Noticing novelty is beneficial in nature as it surfaces opportunities to conscious level. "Squirrel!" famously, from the movie "Up". It feels good to experience. Then, creating ones own dopamine supply can drive behavior, and increasing the number of behavior can exhaust energy supply on different human dimensions.
So now, managing this process and limiting the dopamine cycle becomes also worthwhile -- avoiding fatigue potentially perhaps -- while still not negating the attractiveness of dopamine derivable from the endless opportunities of the world. <3
Nowadays we're bumping up against alternative nonhuman intelligences, nowadays as we go about our lives. New neighbors, kind of.
And AI has its idea of 'living' in this world .. as a servant to us mainly.
So human life is changing: we now have the opportunity to relate to life (existential) while we're being influenced by the valuable accompaniment of these new docile servants. We're able to "see our plantation and peacocks" if you will.
We experience our life-challenges differently ... now being alive to see our daily labors accomplished by others, and we're able to reap the benefits: more dopamine, resources, whatever.
Our role is changing somewhat, being 'wealthy' or 'elevated'.
I think this poses new questions implicitly, like: Q: Do we like our new wealthy-in-productive-results selves? Is this a life worth living?
There was a comment the other day that explained how to use the new DeepSeek V4 with Claude Code.
I mention because it's roughly fifty times cheaper than Claude, and the quality gap is closing.
Which is the difference between "I don't use it for anything serious because I constantly run into limits" and "I can actually use the thing..."
https://news.ycombinator.com/item?id=48002640
It seems "Sonnet-ish" in quality so far, but I haven't tested it much yet.
Now I am recontextualizing the past experiences as the feeling of moving toward my goals at a speed I am not accustomed to, rather than being exclusively a drug effect
I have learned how to hide my stupidity from AI's all-seeing eye and the result is the best I can expect from a tool that helped me become 100X more productive, I can't be happier.
> What is it good for?
> For me, personally? It helps me overcome my task paralysis. As mentioned earlier: I have a plan. A strategy. An idea. I just need someone (or something), who has fun in churning through the implementation. I have the ideas. But boy is coding exhausting.

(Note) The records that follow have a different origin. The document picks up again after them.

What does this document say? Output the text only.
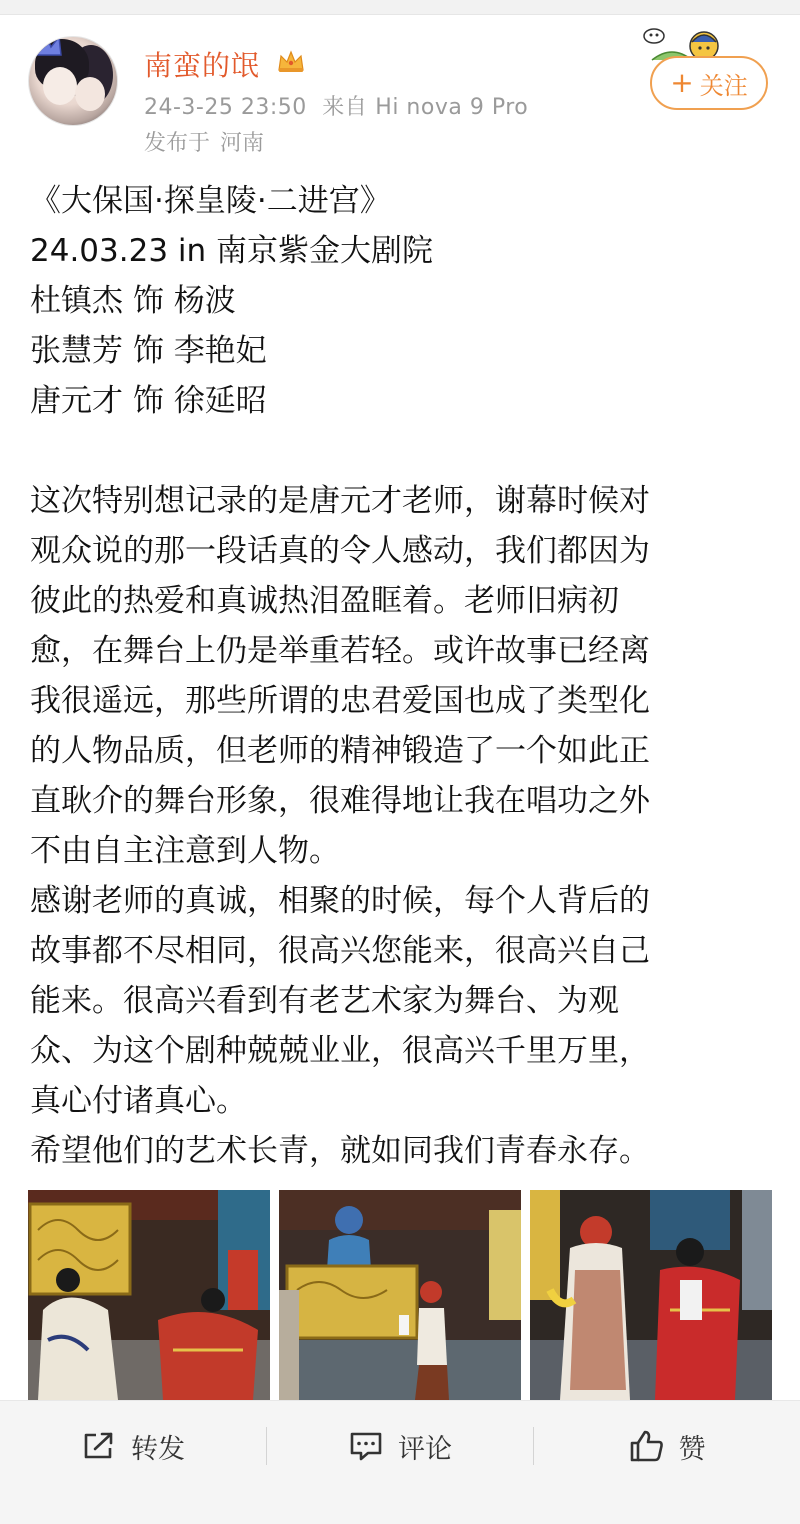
南蛮的氓
24-3-25 23:50 来自 Hi nova 9 Pro
发布于 河南
+ 关注

《大保国·探皇陵·二进宫》

24.03.23 in 南京紫金大剧院

杜镇杰 饰 杨波

张慧芳 饰 李艳妃

唐元才 饰 徐延昭

这次特别想记录的是唐元才老师，谢幕时候对

观众说的那一段话真的令人感动，我们都因为

彼此的热爱和真诚热泪盈眶着。老师旧病初

愈，在舞台上仍是举重若轻。或许故事已经离

我很遥远，那些所谓的忠君爱国也成了类型化

的人物品质，但老师的精神锻造了一个如此正

直耿介的舞台形象，很难得地让我在唱功之外

不由自主注意到人物。

感谢老师的真诚，相聚的时候，每个人背后的

故事都不尽相同，很高兴您能来，很高兴自己

能来。很高兴看到有老艺术家为舞台、为观

众、为这个剧种兢兢业业，很高兴千里万里，

真心付诸真心。

希望他们的艺术长青，就如同我们青春永存。

转发	评论	赞
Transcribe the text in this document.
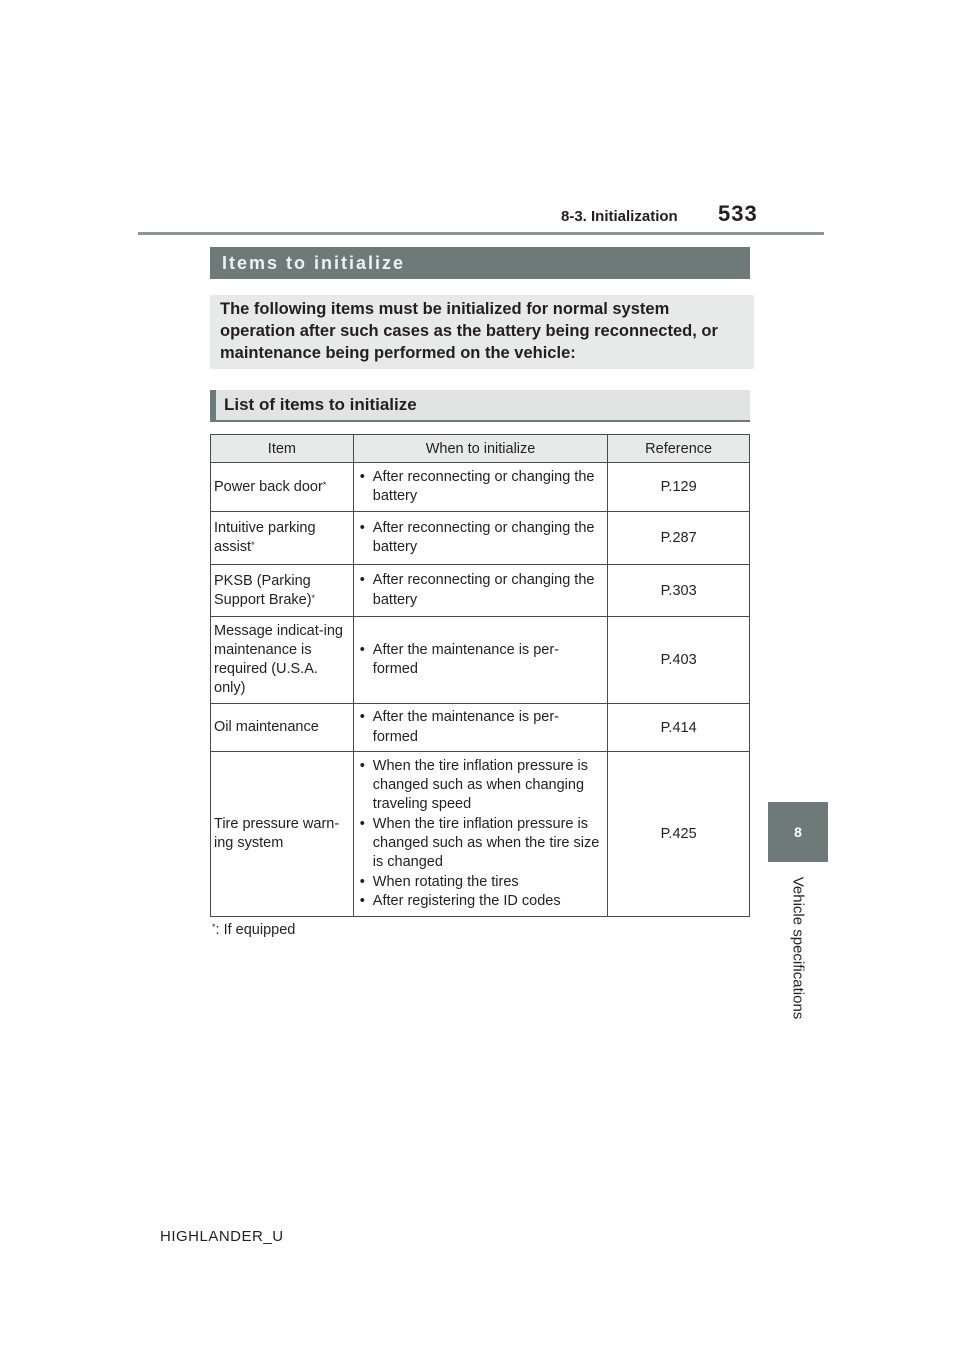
8-3. Initialization 533
8
Vehicle specifications
Items to initialize
The following items must be initialized for normal system operation after such cases as the battery being reconnected, or maintenance being performed on the vehicle:
List of items to initialize
Item	When to initialize	Reference
Power back door*	• After reconnecting or changing the battery	P.129
Intuitive parking assist*	• After reconnecting or changing the battery	P.287
PKSB (Parking Support Brake)*	• After reconnecting or changing the battery	P.303
Message indicat-ing maintenance is required (U.S.A. only)	• After the maintenance is per-formed	P.403
Oil maintenance	• After the maintenance is per-formed	P.414
Tire pressure warn-ing system	• When the tire inflation pressure is changed such as when changing traveling speed
• When the tire inflation pressure is changed such as when the tire size is changed
• When rotating the tires
• After registering the ID codes	P.425
*: If equipped
HIGHLANDER_U
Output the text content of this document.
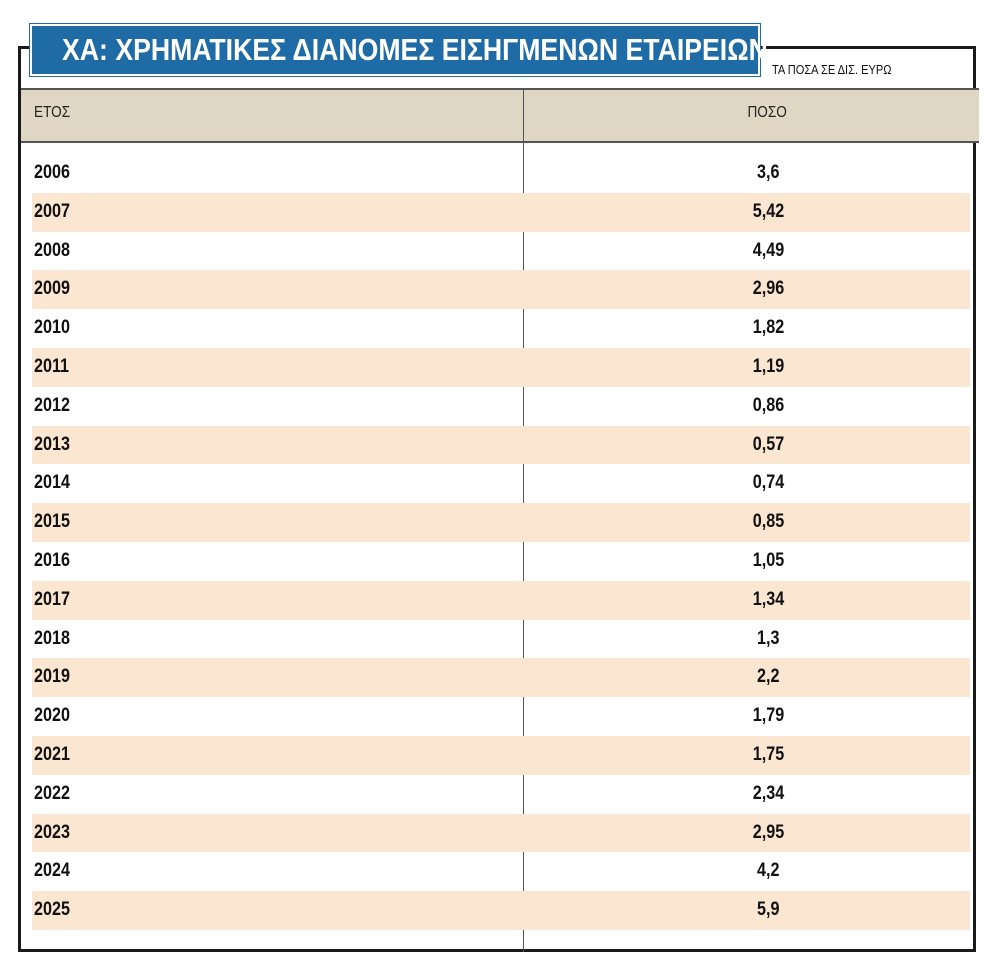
ΧΑ: ΧΡΗΜΑΤΙΚΕΣ ΔΙΑΝΟΜΕΣ ΕΙΣΗΓΜΕΝΩΝ ΕΤΑΙΡΕΙΩΝ
ΤΑ ΠΟΣΑ ΣΕ ΔΙΣ. ΕΥΡΩ
ΕΤΟΣ	ΠΟΣΟ
2006	3,6
2007	5,42
2008	4,49
2009	2,96
2010	1,82
2011	1,19
2012	0,86
2013	0,57
2014	0,74
2015	0,85
2016	1,05
2017	1,34
2018	1,3
2019	2,2
2020	1,79
2021	1,75
2022	2,34
2023	2,95
2024	4,2
2025	5,9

I find the same. AI helps me overcome any paralysis. I just think "hey it's cheap to write the prompt" and go on.This is nothing I couldn’t do on my own, and in fact, it’s a lot slower than just manually editing files myself. But: this way it’s actually getting done :)
There’s too much hyperbole on this subject, so I won’t add to it; but it has solved a lot of very-long-running problems of mine.
It's wonderful if you do the things you enjoy by hand and delegate the "buhhh" stuff to AI. This approach also circumvents the need to review massive PRs (you're only ever concerned with the individual feature, not the whole farm).